Autre a priori qui colle à l’œuvre de Victor Hugo, c’est son aspect gothique et très noir. Quelle n’est pas la surprise du lecteur de constater que le premier volume de la bande dessinée est au contraire très drôle et léger, de façon inattendue. «Mais le roman était déjà très léger, s’exclame Robin Recht. Je n’ai pas poussé cet aspect-là, mais j’ai peut être plus mis le focus dessus. On est très proche de la farce pendant un bon tiers du roman, je ne m’y attendais pas forcément en lisant le livre. Ensuite, il y a le temps du drame et celui du romantisme, mais le début est très proche de la comedia del arte, très populaire. C’est en fait l’histoire d’un mec qui passe une très mauvaise journée, ça m’a beaucoup fait rire en lisant le livre. J’avais envie que les lecteurs se marrent aussi en lisant la BD. Le danger est très lointain, on a quand même l’impression qu’il ne peut pas lui arriver grand-chose. Le vrai danger vient plus tard avec la pression de l’état, un rouleau compresseur qui se met en marche, qui s’appelle la justice des hommes, qui est aveugle et très violente. Victor Hugo utilisait beaucoup l’amplitude. Par exemple, il pouvait aller du jeu de mot le plus grossier à la phrase de la plus grande élégance».

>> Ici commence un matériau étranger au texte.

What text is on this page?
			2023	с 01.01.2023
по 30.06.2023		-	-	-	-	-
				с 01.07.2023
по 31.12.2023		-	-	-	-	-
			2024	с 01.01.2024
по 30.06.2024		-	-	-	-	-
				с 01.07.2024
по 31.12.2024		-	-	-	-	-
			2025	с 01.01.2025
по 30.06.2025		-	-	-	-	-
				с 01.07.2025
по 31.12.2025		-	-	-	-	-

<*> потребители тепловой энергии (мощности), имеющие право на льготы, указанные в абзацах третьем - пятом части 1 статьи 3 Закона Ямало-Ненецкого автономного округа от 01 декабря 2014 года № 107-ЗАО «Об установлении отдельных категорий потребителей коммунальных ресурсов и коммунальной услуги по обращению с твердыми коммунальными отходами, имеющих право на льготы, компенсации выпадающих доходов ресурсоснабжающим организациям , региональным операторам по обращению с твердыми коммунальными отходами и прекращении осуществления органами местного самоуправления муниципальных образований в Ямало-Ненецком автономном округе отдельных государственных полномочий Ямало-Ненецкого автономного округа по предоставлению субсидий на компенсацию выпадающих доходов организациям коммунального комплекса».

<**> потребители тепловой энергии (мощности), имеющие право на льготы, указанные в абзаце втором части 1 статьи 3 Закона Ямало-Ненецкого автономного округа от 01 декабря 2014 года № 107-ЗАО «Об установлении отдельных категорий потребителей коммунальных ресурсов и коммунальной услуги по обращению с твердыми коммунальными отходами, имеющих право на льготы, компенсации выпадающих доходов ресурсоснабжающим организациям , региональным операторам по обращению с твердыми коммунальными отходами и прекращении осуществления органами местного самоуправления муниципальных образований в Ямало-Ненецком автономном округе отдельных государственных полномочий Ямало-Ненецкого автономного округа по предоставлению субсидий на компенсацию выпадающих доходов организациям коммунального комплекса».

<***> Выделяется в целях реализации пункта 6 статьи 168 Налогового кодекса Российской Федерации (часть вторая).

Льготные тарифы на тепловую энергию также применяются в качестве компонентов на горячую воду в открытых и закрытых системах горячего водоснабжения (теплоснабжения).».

Ce premier volume réussit donc un double pari. Celui d’exister à part entière en parvenant à incarner l’univers du roman de belle façon et en faisant tomber nos a prioris. Et celui de donner l’envie de se replonger dans l’œuvre de Victor Hugo sans craindre d’y trouver la lecture scolaire et classique qu’on pouvait craindre.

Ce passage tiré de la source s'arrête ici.